Ganz so legendär wie der "Dead Man" wurde der Biker-Taker trotzdem nicht, aber er hielt sich dreieinhalb Jahre und blieb mit sehenswerten Matches gegen Triple H, Jeff Hardy und Kurt Angle in Erinnerung, sowie auch für seine Duelle mit den damaligen Jungstars John Cena und Brock Lesnar - derselbe Lesnar, der 2014 unter dramatischen Umständen die legendäre WrestleMania-Siegesserie des Takers beenden sollte.

In die Undertaker-Historie ging auch ein, dass er zu Biker-Zeiten auch erstmals dauerhaft als "Brothers of Destruction" ein Team mit seinem Story-Bruder und ewigen Rivale Kane bildete.

Undertaker verwandelte sich 2004 zurück

Der Biker-Taker verschwand bei den Survivor 2003 wieder von der Bildfläche, als Kane ihn in einem "Buried Alive Match" gegen WWE-Boss Vince McMahon attackierte, sich gegen ihn wandte und "begrub". Bei WrestleMania XX im Jahr darauf kehrte der Undertaker dann wieder als "Dead Man" zurück und rächte sich mit einem Sieg über Kane.

Als Rückschritt empfand der Taker die erneute Verwandlung nicht.
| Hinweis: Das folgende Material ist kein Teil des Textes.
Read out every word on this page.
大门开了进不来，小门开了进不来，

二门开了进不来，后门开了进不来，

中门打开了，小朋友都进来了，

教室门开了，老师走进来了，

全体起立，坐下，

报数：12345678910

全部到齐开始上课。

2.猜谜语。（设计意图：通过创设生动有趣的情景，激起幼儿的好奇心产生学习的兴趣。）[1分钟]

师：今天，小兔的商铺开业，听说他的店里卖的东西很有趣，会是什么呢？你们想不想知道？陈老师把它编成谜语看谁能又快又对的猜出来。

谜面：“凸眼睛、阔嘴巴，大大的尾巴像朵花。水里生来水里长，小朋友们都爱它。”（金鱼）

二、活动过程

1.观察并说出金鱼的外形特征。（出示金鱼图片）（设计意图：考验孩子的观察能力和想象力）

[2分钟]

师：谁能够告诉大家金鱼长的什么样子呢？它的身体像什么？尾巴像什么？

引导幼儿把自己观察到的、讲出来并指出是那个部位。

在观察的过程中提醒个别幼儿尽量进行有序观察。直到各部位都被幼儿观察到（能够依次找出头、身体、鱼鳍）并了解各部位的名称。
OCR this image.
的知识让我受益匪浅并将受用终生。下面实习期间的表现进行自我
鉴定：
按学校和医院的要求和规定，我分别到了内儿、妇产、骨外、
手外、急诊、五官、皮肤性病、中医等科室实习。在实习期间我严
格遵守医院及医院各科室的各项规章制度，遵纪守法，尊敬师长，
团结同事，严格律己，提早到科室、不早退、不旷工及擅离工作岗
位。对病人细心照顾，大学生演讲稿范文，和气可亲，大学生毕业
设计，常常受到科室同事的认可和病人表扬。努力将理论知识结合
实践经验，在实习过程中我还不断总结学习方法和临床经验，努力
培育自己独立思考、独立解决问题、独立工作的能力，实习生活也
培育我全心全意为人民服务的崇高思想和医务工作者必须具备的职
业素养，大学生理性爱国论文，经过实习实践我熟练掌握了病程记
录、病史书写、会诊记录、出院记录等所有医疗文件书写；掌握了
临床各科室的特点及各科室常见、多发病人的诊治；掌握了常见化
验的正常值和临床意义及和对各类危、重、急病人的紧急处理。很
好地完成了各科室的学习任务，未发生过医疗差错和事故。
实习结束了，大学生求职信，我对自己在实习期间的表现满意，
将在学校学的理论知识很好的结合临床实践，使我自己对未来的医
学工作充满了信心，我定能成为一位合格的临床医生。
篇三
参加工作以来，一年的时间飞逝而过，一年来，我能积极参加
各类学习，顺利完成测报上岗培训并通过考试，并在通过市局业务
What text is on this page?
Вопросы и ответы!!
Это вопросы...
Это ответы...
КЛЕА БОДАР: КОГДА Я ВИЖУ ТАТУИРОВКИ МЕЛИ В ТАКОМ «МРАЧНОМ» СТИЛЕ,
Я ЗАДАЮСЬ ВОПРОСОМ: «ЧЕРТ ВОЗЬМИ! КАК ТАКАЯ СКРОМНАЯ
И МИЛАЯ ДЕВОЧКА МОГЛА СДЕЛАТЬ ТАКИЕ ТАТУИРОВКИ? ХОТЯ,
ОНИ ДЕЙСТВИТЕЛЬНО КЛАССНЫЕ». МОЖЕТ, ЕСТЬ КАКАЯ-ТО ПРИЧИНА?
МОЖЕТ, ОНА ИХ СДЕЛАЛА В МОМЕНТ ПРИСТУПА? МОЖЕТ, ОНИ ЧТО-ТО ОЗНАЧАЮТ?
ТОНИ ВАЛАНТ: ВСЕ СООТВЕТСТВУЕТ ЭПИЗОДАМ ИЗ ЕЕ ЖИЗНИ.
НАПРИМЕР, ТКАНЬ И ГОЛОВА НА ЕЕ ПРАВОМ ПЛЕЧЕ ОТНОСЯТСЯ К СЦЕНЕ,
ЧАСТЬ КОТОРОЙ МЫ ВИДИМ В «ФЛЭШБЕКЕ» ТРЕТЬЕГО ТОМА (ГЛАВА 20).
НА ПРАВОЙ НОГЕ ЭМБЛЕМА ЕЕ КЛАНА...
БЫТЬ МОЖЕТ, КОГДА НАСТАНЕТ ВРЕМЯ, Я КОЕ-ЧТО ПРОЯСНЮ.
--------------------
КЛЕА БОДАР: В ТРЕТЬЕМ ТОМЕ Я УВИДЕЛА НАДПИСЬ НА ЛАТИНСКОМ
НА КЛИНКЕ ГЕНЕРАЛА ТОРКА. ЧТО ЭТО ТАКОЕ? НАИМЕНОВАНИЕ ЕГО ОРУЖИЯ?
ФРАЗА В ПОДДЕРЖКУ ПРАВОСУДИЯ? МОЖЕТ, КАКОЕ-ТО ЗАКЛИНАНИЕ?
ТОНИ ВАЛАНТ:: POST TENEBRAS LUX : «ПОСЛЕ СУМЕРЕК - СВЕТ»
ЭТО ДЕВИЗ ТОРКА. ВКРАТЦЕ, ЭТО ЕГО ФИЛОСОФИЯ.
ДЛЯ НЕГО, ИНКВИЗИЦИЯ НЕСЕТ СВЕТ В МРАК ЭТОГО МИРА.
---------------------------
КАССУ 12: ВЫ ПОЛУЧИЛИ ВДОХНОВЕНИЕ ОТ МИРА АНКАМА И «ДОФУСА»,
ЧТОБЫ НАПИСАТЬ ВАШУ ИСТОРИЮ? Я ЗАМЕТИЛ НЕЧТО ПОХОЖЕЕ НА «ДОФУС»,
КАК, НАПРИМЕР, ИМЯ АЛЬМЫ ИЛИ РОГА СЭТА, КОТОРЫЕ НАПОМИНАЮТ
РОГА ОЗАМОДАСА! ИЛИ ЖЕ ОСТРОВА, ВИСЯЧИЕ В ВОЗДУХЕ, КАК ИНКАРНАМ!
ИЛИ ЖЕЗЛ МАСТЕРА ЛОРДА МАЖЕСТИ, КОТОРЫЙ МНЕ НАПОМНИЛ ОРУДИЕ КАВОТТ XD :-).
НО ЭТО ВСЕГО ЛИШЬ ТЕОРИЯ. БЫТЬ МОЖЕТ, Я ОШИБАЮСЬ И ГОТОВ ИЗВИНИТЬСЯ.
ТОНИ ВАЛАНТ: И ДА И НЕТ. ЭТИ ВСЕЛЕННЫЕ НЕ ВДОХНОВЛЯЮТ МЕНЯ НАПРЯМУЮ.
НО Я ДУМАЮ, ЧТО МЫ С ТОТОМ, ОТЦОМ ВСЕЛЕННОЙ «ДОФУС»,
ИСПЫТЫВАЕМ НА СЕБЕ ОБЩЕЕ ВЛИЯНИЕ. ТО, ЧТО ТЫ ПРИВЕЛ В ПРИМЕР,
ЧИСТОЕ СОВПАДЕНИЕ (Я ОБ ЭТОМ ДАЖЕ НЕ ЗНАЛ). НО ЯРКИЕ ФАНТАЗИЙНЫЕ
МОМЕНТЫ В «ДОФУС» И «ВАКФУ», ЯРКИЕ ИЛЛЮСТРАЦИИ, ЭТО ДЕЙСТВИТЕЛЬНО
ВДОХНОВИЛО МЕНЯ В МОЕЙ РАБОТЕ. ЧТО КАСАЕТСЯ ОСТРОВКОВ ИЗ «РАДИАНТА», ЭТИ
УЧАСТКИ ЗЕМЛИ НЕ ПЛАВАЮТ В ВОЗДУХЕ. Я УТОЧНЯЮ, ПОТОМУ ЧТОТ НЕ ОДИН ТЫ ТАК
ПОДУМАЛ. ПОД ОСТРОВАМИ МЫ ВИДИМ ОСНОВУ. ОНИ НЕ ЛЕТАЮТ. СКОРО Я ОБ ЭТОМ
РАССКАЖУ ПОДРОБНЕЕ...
In dem Interview mit Austin merkte der Taker an, dass es ihm auch nach der Rückkehr zum Totengräber-Gimmick gut getan hätte, Elemente aus der Biker-Zeit zu behalten, er hätte weitere Tiefe dadurch gewonnen.

In dem als Mini-Film inszenierten "Boneyard Match" gegen Styles schlüpfte der mittlerweile 55 Jahre alte Taker zuletzt erstmals nach 16 Jahren wieder in die alte Rolle - es muss sich noch zeigen, ob es einmaliges Revival bleibt.